The VSMMC North District (VND) Extension building is the nearest building still under construction, but already utilized for patients considering this is preferable to heated tent accommodation.  The specialized rooms for emerging-reemerging infectious diseases (EREID) with linear air flow were renovated to accommodate more patients.  Other rooms in the hospital were improved with CCTV, patient monitoring systems, fiberglass barriers and floor plans to also be ready in case there is a need to expand the COVID-19 positive areas.
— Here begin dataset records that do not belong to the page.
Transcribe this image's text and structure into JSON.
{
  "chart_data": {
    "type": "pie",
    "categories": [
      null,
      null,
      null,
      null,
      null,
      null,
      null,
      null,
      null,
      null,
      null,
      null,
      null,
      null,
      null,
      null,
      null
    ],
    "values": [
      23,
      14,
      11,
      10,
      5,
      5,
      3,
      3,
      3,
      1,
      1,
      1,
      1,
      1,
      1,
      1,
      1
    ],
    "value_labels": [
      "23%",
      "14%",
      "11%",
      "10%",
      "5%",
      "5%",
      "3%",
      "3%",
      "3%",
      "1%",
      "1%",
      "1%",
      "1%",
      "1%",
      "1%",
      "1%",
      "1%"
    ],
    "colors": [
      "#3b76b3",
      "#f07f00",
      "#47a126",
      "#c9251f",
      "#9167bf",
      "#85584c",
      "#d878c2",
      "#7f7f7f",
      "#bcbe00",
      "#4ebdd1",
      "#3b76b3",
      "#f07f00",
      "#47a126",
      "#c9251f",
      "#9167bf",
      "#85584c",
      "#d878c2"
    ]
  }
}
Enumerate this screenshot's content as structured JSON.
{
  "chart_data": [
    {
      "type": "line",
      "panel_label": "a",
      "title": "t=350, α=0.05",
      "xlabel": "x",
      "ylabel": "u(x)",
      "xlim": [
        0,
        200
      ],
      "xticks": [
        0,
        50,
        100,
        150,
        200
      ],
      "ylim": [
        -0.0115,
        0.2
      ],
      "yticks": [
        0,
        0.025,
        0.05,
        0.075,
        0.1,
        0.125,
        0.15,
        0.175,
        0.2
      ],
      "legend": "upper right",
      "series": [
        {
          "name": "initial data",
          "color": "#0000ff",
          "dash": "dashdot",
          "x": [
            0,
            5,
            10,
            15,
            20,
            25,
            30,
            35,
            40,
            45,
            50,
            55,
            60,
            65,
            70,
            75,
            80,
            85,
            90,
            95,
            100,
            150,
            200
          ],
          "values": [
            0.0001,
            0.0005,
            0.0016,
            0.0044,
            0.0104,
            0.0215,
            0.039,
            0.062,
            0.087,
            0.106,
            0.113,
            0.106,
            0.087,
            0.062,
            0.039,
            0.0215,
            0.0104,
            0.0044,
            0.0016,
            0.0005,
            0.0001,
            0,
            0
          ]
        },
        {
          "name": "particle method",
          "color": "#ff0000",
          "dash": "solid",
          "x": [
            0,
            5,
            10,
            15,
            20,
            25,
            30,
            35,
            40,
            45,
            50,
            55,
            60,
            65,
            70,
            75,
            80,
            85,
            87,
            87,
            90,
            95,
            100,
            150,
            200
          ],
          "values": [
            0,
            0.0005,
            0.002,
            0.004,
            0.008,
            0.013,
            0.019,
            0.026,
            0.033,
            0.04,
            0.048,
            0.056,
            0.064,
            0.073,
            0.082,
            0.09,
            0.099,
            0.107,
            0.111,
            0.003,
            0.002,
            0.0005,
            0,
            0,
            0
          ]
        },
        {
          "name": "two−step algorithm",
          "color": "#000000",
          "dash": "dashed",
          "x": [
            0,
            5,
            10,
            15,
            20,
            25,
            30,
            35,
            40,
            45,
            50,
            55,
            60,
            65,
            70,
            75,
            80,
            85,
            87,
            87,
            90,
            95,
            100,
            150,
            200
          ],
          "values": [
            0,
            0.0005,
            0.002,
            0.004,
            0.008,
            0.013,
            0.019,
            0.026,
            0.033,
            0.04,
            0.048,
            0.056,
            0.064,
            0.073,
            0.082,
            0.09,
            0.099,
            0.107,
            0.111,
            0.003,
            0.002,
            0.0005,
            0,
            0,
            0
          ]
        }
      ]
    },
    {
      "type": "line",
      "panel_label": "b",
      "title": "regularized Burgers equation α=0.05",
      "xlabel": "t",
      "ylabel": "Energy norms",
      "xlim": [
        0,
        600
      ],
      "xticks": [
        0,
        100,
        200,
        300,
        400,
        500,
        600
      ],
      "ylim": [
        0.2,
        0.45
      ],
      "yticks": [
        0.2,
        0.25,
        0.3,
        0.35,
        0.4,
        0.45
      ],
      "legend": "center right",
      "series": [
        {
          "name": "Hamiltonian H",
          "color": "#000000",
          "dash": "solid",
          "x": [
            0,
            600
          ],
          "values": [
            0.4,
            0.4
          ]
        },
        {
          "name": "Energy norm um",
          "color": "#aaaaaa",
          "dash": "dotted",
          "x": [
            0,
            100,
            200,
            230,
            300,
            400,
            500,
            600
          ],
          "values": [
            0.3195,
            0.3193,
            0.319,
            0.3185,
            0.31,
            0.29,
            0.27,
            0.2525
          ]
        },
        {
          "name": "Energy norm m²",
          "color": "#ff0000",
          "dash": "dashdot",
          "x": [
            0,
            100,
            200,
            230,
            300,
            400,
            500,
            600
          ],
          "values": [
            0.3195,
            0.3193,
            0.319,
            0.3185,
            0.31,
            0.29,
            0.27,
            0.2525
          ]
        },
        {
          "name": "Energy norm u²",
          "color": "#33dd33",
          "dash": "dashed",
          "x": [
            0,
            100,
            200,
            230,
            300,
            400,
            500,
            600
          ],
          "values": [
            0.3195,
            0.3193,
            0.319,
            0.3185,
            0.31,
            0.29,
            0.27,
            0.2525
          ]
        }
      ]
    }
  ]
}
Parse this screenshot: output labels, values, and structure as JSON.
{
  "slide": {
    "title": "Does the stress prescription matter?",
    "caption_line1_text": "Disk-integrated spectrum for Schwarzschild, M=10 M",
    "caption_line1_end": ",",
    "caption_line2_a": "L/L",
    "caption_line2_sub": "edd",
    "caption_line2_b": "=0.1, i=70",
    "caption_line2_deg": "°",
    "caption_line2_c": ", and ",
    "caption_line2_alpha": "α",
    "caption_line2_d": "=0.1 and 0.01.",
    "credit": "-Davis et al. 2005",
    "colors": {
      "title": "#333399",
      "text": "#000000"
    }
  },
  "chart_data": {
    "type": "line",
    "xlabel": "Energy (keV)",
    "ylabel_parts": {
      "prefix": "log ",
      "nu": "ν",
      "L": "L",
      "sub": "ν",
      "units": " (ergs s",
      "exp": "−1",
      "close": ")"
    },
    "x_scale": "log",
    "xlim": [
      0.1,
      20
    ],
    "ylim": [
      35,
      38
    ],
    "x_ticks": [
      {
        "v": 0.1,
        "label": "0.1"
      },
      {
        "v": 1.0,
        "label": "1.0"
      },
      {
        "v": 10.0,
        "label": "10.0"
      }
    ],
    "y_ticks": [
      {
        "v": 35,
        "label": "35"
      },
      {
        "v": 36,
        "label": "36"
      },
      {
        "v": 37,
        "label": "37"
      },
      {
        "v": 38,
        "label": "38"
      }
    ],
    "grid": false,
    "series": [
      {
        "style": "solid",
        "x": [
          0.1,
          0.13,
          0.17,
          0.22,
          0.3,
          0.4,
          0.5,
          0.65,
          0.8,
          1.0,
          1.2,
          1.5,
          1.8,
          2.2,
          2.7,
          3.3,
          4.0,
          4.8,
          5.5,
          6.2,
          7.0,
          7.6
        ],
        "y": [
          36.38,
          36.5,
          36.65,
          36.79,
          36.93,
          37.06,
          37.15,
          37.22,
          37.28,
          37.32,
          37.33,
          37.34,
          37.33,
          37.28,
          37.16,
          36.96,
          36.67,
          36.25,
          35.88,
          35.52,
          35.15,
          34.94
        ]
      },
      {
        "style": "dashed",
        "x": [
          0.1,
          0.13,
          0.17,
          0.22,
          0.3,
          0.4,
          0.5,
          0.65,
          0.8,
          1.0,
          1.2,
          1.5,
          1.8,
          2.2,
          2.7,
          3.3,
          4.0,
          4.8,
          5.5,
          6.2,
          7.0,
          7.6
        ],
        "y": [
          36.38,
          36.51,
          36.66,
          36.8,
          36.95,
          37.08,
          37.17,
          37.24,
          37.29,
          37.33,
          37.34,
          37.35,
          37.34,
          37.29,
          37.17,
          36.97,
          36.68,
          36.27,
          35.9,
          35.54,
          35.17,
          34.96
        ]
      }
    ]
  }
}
As the Department of Health rolled out its national vaccination operations, intensive planning and coordination meetings were done with stakeholders from different government agencies.  By March 4, 2021, healthcare workers of VSMMC were among the first in the country to receive COVID-19 vaccines.  Vaccine hesitancy was another barrier to breach.  Massive orientation and town hall meetings were conducted.  Infomercials and electronic posters saturated our social media platforms, and expert speakers formed a panel for the SOTTO LIVE discussion on COVID-19 vaccination.  In this regard, we were considered influencers: influence through one’s actions, not just one’s words.  Media publicity for the ceremonial vaccination placed the spotlight on the healthcare workers of our hospital getting their jabs.  Veering away from setting up tents for our vaccination post, we utilized a newly constructed but still unfinished building for the Center for Behavioral Sciences for our #SOTTOVax COVID-19 vaccination program. The top management, members of the VSMMC Executive Committee led the first vaccines of the VSMMC COVID-19 Vaccination campaign dubbed as #SOTTOVax.  Eventually we were able to vaccinate more than 90% of our employees and the members of their household, another victory to be celebrated in a coffee table book to commemorate the event.

By the 3rd surge with the threat of the more virulent delta variant, there was a need to integrate all the efforts for COVID-19 pandemic response to a patient navigation system to ensure patients have ease of access to healthcare to reduce delays and improve survival.  The Cebu COVID-19 Telegabai  was created from volunteer medical specialists and post-graduate interns, patterned after the PGH Telegabay and the Office of the Vice President (OPV) e-konsulta programs.  In coordination with the DOH 711 emergency healthline to access the Central Visayas electronic referral system and the LGU emergency operations cen
ter to mobilize forces on the ground, the facebook-based Cebu COVID-19 Telegabai provided medical advice to patients who needed to be connected to the healthcare system.  Statistics showed that this system, although utilizing cellphone calls and texts to patients, but with heartfelt service by the doctors and post-graduate interns, is effective in providing timely intervention for patients.

The COVID-19 pandemic has affected us all.  COVID-19 changed us.  We will never be the same again.  This disaster exposed the weaknesses of our healthcare system.  We’ve lost a lot of patients as well as fellow healthcare workers.  This time has allowed us the opportunity to step up to improve and establish more efficient health systems policies based on data.  The new programs, policies and guidelines are aligned to the goals and performance indicators of the VSMMC quality triangle that VSMMC.  Quality service is our pride!